Contrastive Loss for Generative Segmentation: While common in open-vocabulary tasks, the application to MLLM generation and its benefit in reducing variance is a valuable insight.

Limitations & Future Work¶

Linguistic Dependencies: Lexical mapping relies on WordNet-style relationships and LLM-mined noun lists, which may struggle with abstract or culture-specific concepts.
Vocabulary Sensitivity: The 6-point gap based on vocabulary size means results are not fully comparable unless the vocabulary is standardized.
Incremental Architecture Changes: The innovation of OPAL (Osprey + contrastive loss) is relatively light; the primary value lies in the evaluation protocol.

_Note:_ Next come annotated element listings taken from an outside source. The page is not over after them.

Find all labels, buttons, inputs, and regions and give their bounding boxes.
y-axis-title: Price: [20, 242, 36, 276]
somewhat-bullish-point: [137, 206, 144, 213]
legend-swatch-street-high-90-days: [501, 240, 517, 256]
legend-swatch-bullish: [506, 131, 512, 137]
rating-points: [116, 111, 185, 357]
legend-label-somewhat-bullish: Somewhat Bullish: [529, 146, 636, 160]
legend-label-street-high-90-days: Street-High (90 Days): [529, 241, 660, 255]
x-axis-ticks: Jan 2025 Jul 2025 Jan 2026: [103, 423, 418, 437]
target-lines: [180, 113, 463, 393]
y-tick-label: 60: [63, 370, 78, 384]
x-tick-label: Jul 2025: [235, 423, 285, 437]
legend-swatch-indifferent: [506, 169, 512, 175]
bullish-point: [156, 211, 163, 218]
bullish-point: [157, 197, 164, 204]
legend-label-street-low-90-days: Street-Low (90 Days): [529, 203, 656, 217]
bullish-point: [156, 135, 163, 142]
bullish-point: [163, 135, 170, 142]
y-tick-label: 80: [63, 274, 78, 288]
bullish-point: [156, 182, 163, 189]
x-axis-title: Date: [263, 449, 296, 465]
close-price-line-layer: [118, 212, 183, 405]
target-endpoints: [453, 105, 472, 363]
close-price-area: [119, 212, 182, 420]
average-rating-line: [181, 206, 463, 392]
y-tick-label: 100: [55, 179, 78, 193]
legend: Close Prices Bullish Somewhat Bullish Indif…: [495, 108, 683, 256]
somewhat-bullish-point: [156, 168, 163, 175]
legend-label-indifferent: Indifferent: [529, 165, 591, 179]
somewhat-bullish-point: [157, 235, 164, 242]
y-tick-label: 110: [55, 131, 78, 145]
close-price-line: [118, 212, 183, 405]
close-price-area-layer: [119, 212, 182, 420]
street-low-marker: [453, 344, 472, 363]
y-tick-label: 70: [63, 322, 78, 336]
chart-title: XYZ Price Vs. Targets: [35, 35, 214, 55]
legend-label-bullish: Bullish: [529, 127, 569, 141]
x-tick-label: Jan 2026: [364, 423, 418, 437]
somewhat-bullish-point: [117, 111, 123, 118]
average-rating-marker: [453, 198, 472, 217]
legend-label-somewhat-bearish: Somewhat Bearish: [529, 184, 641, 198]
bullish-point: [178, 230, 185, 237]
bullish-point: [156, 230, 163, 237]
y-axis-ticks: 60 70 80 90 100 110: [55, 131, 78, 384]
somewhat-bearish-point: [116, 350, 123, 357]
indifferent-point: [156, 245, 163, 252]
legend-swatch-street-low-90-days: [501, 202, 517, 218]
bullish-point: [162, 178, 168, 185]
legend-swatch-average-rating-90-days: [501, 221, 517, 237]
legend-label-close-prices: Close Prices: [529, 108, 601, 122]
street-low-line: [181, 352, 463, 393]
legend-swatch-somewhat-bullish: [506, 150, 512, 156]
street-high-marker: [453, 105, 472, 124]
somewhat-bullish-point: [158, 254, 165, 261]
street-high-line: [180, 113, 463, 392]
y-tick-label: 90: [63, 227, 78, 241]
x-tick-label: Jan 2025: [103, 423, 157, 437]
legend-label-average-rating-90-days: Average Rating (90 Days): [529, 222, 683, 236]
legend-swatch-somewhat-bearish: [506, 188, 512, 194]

vs. Sentence-BERT / CLIPScore Mapping: These use single-choice embedding similarity, inheriting biases and failing on "stuff"; ours uses explicit many-to-many relationships, aligned >90% with humans.
vs. Captioning Metrics (BLEU/METEOR/CIDEr/SPICE): Those rely on n-gram overlap or scene graph similarity, which correlate poorly with human judgment in open-ended generation; LAC specifically addresses the mapping phase unique to open-ended segmentation.
vs. Osprey: Osprey uses mask-level visual prompts and pure generation loss; OPAL adds contrastive loss to improve precision and halve output variance.

Rating¶

Novelty: ⭐⭐⭐⭐ Solid innovation in evaluation protocols; OPAL model innovation is incremental.
Experimental Thoroughness: ⭐⭐⭐⭐ Includes two-stage human verification and re-benchmarking on multiple datasets/tasks.
Writing Quality: ⭐⭐⭐⭐ Motivation and design are clear; effective visualization of problems and solutions.
Value: ⭐⭐⭐⭐ Corrects a faulty default assumption in the sub-field and provides a reproducible protocol.